Officials behind Calgary Stampede announced on Thursday that the event expected in July will not take place in 2020 due to the COVID-19 pandemic, the first time in 100 years that the show has been cancelled.
The Calgary Stampede office announced the cancellation by tweeting that it was "saddened to share" the news, but promising "this does not mean the end of Stampede Spirit this year".
Earlier, the president and chairman of the board of the Calgary Stampede, Dana Peers, told journalists about the decision.
"As a community celebration, the cancellation of our annual event comes with our community and public health and safety front of mind," the president and chairman of the board of the Calgary Stampede, Dana Peers, said.
Peers stressed that shuttering the popular event this year is "hard, but it's the right thing to do", while Mayor Naheed Nenshi said that the anti-pandemic measure "is tough", remembering the 2013 Stampede, held right after intense flooding hit the region and reportedly helped to raise people's spirits amid tragedy.
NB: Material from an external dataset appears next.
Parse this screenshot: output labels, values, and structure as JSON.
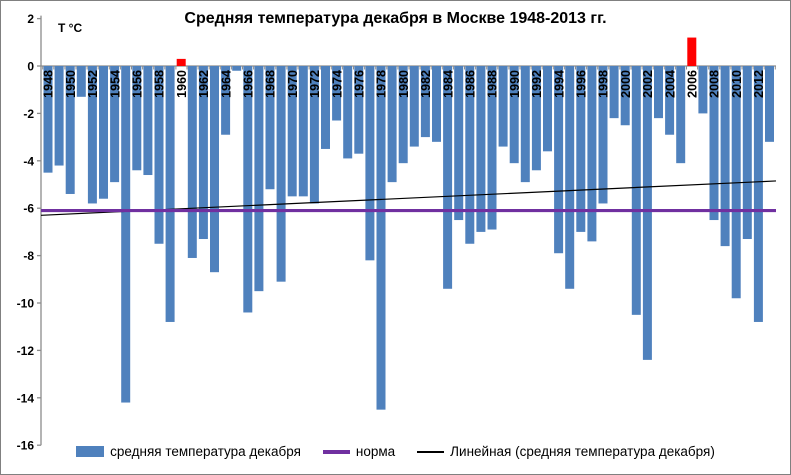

“We all know it, we all get it, that it’s the right thing to do. But to stand here and to say that there will be no Stampede for the first time in 97 years — well that’s very, very, very tough,” Nenshi said.
The cancellation of the Stampede followed a Calgary Emergency Management Agency (CEMA) announcement that all public events in the city would be cancelled to at least 30 June. Earlier in March, The company responsible for producing the Stampede let 80 percent of its workforce go as part of anti-coronavirus measures, impacting an estimated 890 people.
The Calgary Stampede was held during World War II, with soldiers and members of the military serving as parade marshals. The COVID-19 pandemic has forced almost every nation in the world into lockdown and social distancing, cancelling not only the so-called greatest outdoor show in the world, but also major events as the Tokyo 2020 Olympics and Spain's running of the bulls.